When it's New to You
When you first take possession of your old car, change the oil and filter every 200 miles or less at least two times to help get rid of sludge. Flush the automatic transmission fluid and change the filter, and change the coolant in the radiator yearly.
Keeping it Safe: Brakes
Make sure that your car does not jeopardize your safety or the safety of those who share the road with you. Check the brakes by removing the wheel and looking at the pads on both sides of the disc. Check for sufficient thickness of the pads for disc brakes, and look for signs of leaking brake fluid.
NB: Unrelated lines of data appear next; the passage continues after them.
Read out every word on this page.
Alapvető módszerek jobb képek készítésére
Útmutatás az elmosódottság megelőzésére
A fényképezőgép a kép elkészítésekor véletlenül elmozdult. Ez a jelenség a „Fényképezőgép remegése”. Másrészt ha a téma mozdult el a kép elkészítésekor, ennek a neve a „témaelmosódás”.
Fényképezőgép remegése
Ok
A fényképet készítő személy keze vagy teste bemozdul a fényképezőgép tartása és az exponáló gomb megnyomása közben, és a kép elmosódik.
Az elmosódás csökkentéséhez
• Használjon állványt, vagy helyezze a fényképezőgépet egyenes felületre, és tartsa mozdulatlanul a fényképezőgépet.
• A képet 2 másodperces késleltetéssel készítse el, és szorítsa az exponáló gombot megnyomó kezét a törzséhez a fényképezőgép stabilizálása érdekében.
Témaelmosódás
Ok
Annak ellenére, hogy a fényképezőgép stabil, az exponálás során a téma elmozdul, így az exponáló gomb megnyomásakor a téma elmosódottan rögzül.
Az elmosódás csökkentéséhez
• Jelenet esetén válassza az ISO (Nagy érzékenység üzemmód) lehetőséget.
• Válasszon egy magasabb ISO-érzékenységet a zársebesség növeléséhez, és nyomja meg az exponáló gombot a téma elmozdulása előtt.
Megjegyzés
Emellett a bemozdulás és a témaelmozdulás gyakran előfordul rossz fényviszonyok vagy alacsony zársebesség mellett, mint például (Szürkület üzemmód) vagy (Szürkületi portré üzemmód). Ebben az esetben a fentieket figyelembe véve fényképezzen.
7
Bleed the brakes according to the instructions in your manual. Bleed all the old brake fluid out and replace it with new unless the fluid that you remove is dark black with traces of rubber in it. In that case, you will need a professional mechanic or someone with experience to give your car a brake job.
Tires that are worn past the point of being safe will need to be replaced, so for the sake of safety, don’t wait until the old tires are bald to buy new ones.
Steering and Suspension
If the tires are unevenly worn, or if the car doesn’t seem to steer or ride correctly, you may have a steering or suspension problem and need to have it checked by a professional. He will advise you about the repairs you need and if it is safe to drive the car in the meantime.
If the windshield wiper blades do not clear the window effectively, replace them. If the headlight lenses have gotten yellow, or if they are pitted, replace them for better vision and greater safety when driving at night.
If the car is old, chances are that the hoses are old and may start leaking at inconvenient times, so it is best to replace all of them when you buy the car. If you do not replace the fuel line and smell gasoline, you may have a leak in the line that could start a fire.
If the fan or accessory belt looks worn, replace it before you hear the telltale squealing that means it’s getting ready to break.
If your car has an engine-timing belt, you should have it changed every 60,000 miles, but get a qualified mechanic to do the job. If it breaks, the car will stop running, and it could cause serious damage to certain makes of cars.
Clean battery terminal corrosion with water and baking soda mixed together, and apply a chemical that prevents corrosion to the posts. Check the cables, and look for loose connections.
If the car has front-wheel-drive and you hear a clicking noise when making tight turns, check the rubber boots around the CV joint. If they are torn or missing, you will need to replace the CV joint.
If you take care of your old car, do some preventive maintenance, and fix minor problems before they become major headaches, you may have inexpensive transportation for a long time.